Wednesday, August 29, 2007

Inflation Omens

Once again The Instapundit links to an interesting article. This time it is Megan McArdle's post on America: Exporting High Wages.
I'm always bemused by globalisation doomsday scenarios in which all of our jobs move to China (or India) in order to take advantage of low-wage workers. If we really do lose all of our high-productivity jobs, and no longer make anything worth having, why would the Indians and Chinese continue to ship us software programs and flat screen televisions?
The other reason this doesn't work, of course, is that as these economies expand, demand for workers pushes up their wages.
Ms. McArdle links to this NYTimes article on this very subject. Wages Up in China AS Young Workers Grow Scarce

I spent a significant part of the last three years working in India training derivative traders and I saw the same phenomenon ocurring as described in the Times article. Wages rising fast but, more importantly a shortage of truly qualified workers. India has an enormous population of uneducated lower class workers. Those workers however need a great deal of education before they can step in and work in the call centers or programming shops. The cheap cheap labor era is over in India. The same appears to be ocurring in China. The impact will be higher inflation in the developed world than we have seen in the past decade.
I am in my fifties and I think my clothing expenses have been about the same for 20 years. granted I wear khakis and golf shirts all the time but still they don't seem any more costly now. Certainly electronic equipment such as computers have gotten far better and at less cost. All of this is due to low cost labor at the manufacturing countries and has partilly offset the soaring cost of services provided locally.
Absent a deflationary debt contraction ( no certainty ) wage pressures in China and India are going to diminish the deflationary contribution we have gotten used to from those countries products. i feel quite certain that my golf shirts will cost a lot more in ten years.

5 comments:

Anonymous said...

Well, there's always Myanmar and Africa...

Anonymous said...

The great majority, and maybe on a compounded basis almost all, of the drop in cost of electronic goods was due to technological advances. The cheaper wages in other countries were a big factor in shifting production away from the united states but electronics prices were dropping rapidly before that shift and regardless of that shift.
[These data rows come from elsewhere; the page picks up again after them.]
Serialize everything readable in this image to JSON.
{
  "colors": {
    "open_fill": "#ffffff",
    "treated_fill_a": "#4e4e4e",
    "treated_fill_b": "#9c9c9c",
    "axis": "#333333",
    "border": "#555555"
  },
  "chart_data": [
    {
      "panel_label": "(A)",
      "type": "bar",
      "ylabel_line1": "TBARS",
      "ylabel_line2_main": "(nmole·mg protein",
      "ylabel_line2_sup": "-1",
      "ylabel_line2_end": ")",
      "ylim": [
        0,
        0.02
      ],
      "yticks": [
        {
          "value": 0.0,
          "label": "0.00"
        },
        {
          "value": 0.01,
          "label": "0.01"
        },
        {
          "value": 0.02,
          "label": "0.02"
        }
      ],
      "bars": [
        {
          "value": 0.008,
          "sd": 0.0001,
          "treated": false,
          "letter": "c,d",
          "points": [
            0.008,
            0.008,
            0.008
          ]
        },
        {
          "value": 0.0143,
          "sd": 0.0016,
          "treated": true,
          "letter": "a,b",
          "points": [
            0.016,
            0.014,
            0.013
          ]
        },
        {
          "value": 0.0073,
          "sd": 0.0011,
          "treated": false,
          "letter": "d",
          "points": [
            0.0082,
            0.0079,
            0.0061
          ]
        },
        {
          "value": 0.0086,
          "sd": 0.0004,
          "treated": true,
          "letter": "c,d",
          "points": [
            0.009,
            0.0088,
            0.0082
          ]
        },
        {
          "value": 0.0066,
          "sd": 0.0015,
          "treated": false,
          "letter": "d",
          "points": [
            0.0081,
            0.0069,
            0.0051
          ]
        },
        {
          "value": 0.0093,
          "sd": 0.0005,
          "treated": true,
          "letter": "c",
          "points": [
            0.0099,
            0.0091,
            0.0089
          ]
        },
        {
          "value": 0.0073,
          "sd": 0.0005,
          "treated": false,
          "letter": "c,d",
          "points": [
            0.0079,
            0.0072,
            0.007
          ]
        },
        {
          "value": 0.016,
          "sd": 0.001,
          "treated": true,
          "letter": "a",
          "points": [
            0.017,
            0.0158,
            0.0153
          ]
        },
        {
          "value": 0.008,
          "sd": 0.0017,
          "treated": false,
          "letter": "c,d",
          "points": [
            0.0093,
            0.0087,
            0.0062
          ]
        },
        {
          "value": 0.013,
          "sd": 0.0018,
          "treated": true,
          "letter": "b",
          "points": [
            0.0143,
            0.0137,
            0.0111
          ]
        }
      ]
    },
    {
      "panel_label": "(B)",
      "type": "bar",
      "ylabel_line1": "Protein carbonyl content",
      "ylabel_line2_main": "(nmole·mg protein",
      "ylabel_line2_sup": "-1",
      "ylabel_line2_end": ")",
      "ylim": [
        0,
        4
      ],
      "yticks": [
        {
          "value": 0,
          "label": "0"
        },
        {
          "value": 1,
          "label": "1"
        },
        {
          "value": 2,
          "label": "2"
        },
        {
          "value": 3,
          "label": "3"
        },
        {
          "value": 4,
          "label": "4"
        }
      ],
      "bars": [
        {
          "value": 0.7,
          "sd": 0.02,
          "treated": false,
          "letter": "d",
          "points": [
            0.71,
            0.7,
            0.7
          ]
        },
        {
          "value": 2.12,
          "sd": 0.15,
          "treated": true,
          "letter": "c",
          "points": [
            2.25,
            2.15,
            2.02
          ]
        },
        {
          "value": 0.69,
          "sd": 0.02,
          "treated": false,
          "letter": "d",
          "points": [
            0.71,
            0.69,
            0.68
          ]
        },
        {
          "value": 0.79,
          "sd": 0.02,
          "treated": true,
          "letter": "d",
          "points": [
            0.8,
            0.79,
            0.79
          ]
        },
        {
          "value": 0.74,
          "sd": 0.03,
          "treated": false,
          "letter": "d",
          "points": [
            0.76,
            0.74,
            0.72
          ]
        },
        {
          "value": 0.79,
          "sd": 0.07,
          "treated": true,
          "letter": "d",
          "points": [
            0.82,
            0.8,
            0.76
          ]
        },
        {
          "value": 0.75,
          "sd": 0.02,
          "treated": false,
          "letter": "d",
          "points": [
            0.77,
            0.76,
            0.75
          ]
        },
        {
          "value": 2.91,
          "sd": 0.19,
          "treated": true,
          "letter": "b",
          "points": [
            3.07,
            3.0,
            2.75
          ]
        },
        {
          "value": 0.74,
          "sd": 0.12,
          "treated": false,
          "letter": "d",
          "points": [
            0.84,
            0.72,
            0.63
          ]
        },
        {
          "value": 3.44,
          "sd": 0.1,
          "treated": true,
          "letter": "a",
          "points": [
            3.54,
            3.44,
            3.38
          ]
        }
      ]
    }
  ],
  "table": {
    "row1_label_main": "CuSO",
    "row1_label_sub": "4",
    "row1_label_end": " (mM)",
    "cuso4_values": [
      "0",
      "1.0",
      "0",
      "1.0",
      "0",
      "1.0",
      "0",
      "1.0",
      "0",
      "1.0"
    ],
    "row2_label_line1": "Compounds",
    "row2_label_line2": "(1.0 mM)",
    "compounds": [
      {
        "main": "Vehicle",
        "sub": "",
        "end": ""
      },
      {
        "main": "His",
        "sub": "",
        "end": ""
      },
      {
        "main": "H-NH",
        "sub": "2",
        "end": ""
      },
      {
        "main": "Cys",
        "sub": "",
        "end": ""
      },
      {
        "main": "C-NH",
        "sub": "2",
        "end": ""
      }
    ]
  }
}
As you point out there is still an enormous supply of unemployed uneducated workers. Anything that can be produced by such workers is likely to remain relatively cheap.

BBL Jr said...

I agree with the points made in both comments but reiterate my point that inflation wil bear watching. changes happen at the margin and I am not predicting an explosion of inflation merely the chance of a more defined trend higher. All of this could be swamped by a debt contraction or some kind of central bank policy mistake.

Anonymous said...

The real deflationary pressures come not from cheap labor costs, but from the cummulative impact of information technology driving up productivity. As the recent Economist article points out, productivity gains in China have outpaced the rise in wages. Moreover, the deflationary effect of information technology will not go away any time soon, if ever, because it is based in relentless Moore's Law type curves. Things are going to get cheaper, and cheaper, and cheaper. And if you're still paying the same amount of your budget out for clothes in twenty years, then your clothes will be of very high quality compared to today--incorporating advances in materials and infotech right into the average shirt. Thus is the cumulative impact of computing on productivity.

BBL Jr said...

First of all I want to thank the those who have left comments of such thoughtfulness.
I absolutely agree with anonymous' point about the deflationary impact of information technology and computing power bwhen applied to production of all manner of goods. Where I quibble is that the cheap labor component of labor intensive manufacture has also been a real deflationary input. We have needed these inputs to offset the global expansion of money supply by governments world wide who only increase spending and do not want strong currencies. I fully expect the forces of technology to continue to improve quality of goods and lower their costs as anonymous suggests. In fact biotechnology and eventually nano-technology will likely increase the reach of technology's deflationary effect. But losing any input on the deflationary side shifts the balance.